Os detalhes acima revelam um “eu” que se pretendia escondido e a função emotiva, finalmente, se mostra, embora sem a relevância do poema de Álvares de Azevedo. Ela se apresenta, como quis o enunciador, em um patamar bem abaixo da função poética.
Pode-se começar a argumentar que o próprio desejo de elaborar um texto artístico contido, sem o extravasamento romântico, já é um dos efeitos da função poética, que tem como intenção dominar os efeitos estéticos no ato criativo.
Os aspectos formais do texto, claramente, revelam ainda tal função: um poema dividido em oito quadras, com versos heptassílabos, sem rimas.
O grande trunfo do poema, que revela de forma cabal a destreza estética, sinal dessa função poética, entretanto, é a metáfora da casa como representação do objeto amoroso. Se à primeira vista a concretude e frieza de uma casa causa um estranhamento e desincentiva a imaginação idealizadora de uma mulher, essa mesma metáfora, vai sendo, aos poucos entendida: contra toda a cultura ocidental, diminui a importância da aparência física da mulher em detrimento do que ela é em seu interior. A estratégia textual é conseguida, principalmente, pela repetição intencional do termo “dentro”, que aparece oito vezes ao longo do poema, em algumas estrofes duas vezes.

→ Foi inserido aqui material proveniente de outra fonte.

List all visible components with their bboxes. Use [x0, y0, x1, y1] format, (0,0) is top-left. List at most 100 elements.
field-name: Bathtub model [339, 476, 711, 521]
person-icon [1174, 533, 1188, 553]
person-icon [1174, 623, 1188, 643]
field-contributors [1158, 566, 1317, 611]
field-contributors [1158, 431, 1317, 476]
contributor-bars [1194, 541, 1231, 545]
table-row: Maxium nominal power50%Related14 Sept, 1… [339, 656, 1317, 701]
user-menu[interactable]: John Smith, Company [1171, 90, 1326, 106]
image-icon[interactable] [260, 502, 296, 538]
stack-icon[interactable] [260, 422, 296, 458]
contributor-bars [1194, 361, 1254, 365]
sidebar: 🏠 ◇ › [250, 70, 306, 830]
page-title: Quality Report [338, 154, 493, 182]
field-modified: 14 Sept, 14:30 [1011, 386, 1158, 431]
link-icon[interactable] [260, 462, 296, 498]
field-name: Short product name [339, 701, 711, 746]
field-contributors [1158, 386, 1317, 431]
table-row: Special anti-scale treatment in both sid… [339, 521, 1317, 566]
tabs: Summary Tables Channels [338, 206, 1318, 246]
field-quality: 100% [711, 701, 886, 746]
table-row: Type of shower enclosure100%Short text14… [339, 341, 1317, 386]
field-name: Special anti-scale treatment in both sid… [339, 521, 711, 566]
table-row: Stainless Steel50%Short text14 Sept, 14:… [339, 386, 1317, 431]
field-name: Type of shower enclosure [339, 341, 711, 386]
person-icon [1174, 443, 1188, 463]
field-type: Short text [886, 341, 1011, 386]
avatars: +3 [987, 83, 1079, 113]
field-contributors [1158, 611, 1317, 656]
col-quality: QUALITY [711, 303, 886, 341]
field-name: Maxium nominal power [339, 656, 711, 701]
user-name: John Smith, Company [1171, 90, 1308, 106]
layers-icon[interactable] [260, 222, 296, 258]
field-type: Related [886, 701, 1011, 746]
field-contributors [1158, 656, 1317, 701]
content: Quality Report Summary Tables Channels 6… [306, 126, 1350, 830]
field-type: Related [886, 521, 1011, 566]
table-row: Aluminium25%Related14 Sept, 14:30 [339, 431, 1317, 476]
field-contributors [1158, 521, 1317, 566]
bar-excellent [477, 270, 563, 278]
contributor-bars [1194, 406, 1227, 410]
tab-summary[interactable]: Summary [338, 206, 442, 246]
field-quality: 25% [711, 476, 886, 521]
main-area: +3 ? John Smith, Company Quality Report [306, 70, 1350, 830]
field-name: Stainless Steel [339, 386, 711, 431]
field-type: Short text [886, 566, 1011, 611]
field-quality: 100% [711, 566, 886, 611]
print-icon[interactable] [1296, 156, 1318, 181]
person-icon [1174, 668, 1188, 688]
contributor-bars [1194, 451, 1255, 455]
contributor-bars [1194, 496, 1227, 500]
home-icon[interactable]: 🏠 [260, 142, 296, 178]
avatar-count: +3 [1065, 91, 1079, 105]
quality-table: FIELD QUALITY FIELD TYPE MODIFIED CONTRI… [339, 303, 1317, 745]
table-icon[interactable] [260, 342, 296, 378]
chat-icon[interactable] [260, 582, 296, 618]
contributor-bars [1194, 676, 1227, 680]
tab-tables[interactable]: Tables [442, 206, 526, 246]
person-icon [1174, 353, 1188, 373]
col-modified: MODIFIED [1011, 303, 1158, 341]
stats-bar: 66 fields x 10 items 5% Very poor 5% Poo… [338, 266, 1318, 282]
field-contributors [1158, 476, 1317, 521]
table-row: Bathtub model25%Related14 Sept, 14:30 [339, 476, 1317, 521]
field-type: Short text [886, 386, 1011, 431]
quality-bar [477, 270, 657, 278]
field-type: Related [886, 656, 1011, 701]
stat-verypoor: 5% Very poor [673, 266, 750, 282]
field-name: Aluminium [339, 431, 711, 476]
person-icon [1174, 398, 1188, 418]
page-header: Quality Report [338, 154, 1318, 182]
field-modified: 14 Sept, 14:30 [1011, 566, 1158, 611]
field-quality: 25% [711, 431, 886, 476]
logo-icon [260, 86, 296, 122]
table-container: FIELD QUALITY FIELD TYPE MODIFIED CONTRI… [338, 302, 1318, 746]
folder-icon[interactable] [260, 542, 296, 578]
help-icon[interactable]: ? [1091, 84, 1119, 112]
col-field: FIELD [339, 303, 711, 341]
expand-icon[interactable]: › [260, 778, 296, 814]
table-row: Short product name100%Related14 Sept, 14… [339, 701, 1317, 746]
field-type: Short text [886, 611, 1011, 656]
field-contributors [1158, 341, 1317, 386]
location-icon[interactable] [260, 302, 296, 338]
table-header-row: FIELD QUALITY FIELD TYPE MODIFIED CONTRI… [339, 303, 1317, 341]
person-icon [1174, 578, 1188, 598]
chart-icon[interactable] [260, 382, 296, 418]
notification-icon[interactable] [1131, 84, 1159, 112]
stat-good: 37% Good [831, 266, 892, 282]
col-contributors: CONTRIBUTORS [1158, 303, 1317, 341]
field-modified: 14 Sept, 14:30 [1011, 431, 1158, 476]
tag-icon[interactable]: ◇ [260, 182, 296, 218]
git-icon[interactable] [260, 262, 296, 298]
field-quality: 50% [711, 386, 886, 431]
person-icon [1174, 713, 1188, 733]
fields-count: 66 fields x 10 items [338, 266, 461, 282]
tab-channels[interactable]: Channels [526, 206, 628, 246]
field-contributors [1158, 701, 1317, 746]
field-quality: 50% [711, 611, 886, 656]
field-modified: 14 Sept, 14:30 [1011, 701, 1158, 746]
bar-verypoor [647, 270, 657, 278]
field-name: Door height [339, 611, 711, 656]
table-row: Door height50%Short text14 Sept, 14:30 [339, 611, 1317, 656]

É impossível deixar de assinalar a metáfora sensacional de “riso franco de varandas”. Desse modo, percebe-se que a utilização de um recurso poético só depende do engenho da/do poeta. Os modernistas já diziam que qualquer “palavra é palavra poética” e a língua não tem preconceitos dentro de seu léxico, não sendo qualquer vocábulo o filho preferido. É a/o artista que, reunindo-os, faz deles um universo poético.